For prophylactic and therapeutic tumor experiments, 3 × 105 MC38-L [24] tumor cells in PBS were injected subcutaneously in the right flanks of the mice. For therapeutic experiments, mice were confirmed to have a palpable tumor starting to form by day 7 after tumor cell injection, after which they were randomly assigned to experimental groups prior to being vaccinated. Animals were monitored closely and sacrificed upon tumor volume exceeding 1500 mm3 (volume = (length x width x height)/2). Further humane endpoint criteria for these experiments included significant weight loss (>20% of maximum recorded weight or >15% within the span of one week) or tumor necrosis.

4.10
Ex vivo analysis of T cell responses
Frequencies of neoepitope-specific CD8 and CD4 T cells were determined in peripheral blood and spleens of vaccinated mice. Blood samples were treated with erylysis buffer (NH4Cl 8.4 g/l, KHCO3 1 g/l, pH = 7.4 ± 0.2; Apotheek AZL, Leiden, The Netherlands) and spleen samples were processed to single cell suspensions. Single cell suspensions were either stained directly or incubated with peptide-loaded D1 cells in the presence of 5 h, as described above. Data was acquired using BD LSR-II and Aurora 5L flow cytometers, and analyzed using FlowJo and OMIQ software (Dotmatics, Boston, Massachusetts, USA). The gating strategies applied for the analysis CD8 and CD4 T cell responses can be found in Supplementary Fig. 3A and 3B, respectively.

4.11
Statistical analysis
Statistical analysis was performed using GraphPad Prism 10.2.3 (GraphPad Software, Boston, MA,USA). Data are shown as mean +SD or mean +SEM depending on the experiment. Differences were considered statistically significant at p < 0.05. Multiplicity-adjusted P values are depicted in the figures as follows: ∗P ≤ 0.05, ∗∗P ≤ 0.01, ∗∗∗P ≤ 0.001, and ∗∗∗∗P ≤ 0.0001.

CRediT authorship contribution statement
Felicia S. Spitzer: Conceptualization, Data curation, Formal analysis, Investigation, Methodology, Validation, Visualization, Writing – original draft, Writing – review & editing. Jeroen Heuts: Conceptualization, Formal analysis, Funding acquisition, Investigation, Methodology, Validation, Visualization, Writing – original draft. Brett J. Hos: Formal analysis, Investigation, Methodology, Validation, Visualization, Writing – review & editing. Stefan Romeijn: Conceptualization, Methodology, Resources, Validation. Marcel G.M. Camps: Data curation, Investigation, Validation, Writing – review & editing. Ferry Ossendorp: Conceptualization, Funding acquisition, Supervision, Writing – original draft, Writing – review & editing. Koen van der Maaden: Conceptualization, Funding acquisition, Methodology, Project administration, Supervision, Validation, Writing – original draft, Writing – review & editing.

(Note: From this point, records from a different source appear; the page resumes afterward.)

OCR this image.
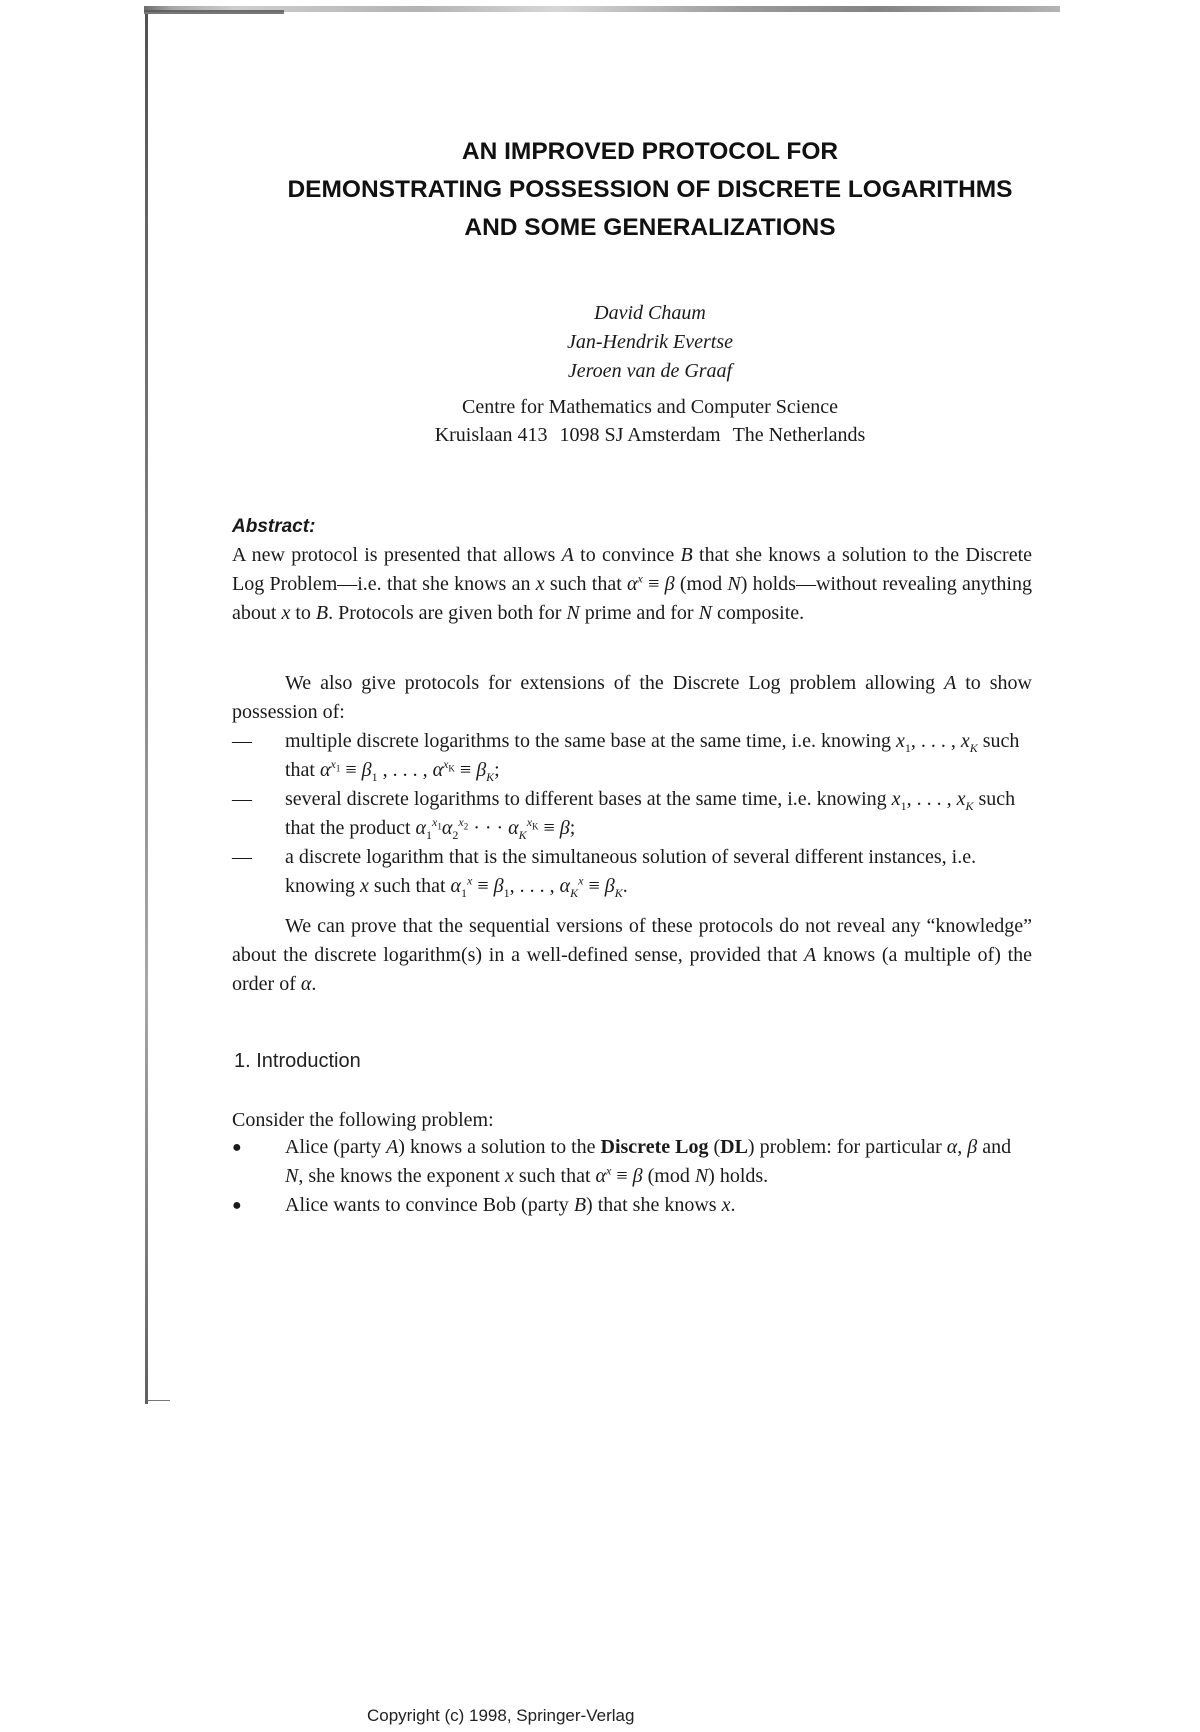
AN IMPROVED PROTOCOL FOR
DEMONSTRATING POSSESSION OF DISCRETE LOGARITHMS
AND SOME GENERALIZATIONS
David Chaum
Jan-Hendrik Evertse
Jeroen van de Graaf
Centre for Mathematics and Computer Science
Kruislaan 413 1098 SJ Amsterdam The Netherlands
Abstract:
A new protocol is presented that allows A to convince B that she knows a solution to the Discrete Log Problem—i.e. that she knows an x such that $\alpha^x \equiv \beta$ (mod N) holds—without revealing anything about x to B. Protocols are given both for N prime and for N composite.
We also give protocols for extensions of the Discrete Log problem allowing A to show possession of:
—	multiple discrete logarithms to the same base at the same time, i.e. knowing $x_1$, . . . , $x_K$ such that $\alpha^{x_1} \equiv \beta_1$ , . . . , $\alpha^{x_K} \equiv \beta_K$;
—	several discrete logarithms to different bases at the same time, i.e. knowing $x_1$, . . . , $x_K$ such that the product $\alpha_1^{x_1}\alpha_2^{x_2}$ · · · $\alpha_K^{x_K} \equiv \beta$;
—	a discrete logarithm that is the simultaneous solution of several different instances, i.e. knowing x such that $\alpha_1^x \equiv \beta_1$, . . . , $\alpha_K^x \equiv \beta_K$.
We can prove that the sequential versions of these protocols do not reveal any “knowledge” about the discrete logarithm(s) in a well-defined sense, provided that A knows (a multiple of) the order of α.
1. Introduction
Consider the following problem:
●	Alice (party A) knows a solution to the Discrete Log (DL) problem: for particular α, β and N, she knows the exponent x such that $\alpha^x \equiv \beta$ (mod N) holds.
●	Alice wants to convince Bob (party B) that she knows x.
Copyright (c) 1998, Springer-Verlag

Declaration of competing interest
The authors declare the following financial interests/personal relationships which may be considered as potential competing interests: Jeroen Heuts reports financial support was provided by Leiden University. Koen van der Maaden, Ferry Ossendorp reports financial support was provided by Dutch Research Council. Koen van der Maaden, Ferry Ossendorp reports was provided by Oncode Accelerator. Koen van der Maaden reports a relationship with uPATCH B.V. that includes: equity or stocks. If there are other authors, they declare that they have no known competing financial interests or personal relationships that could have appeared to influence the work reported in this paper.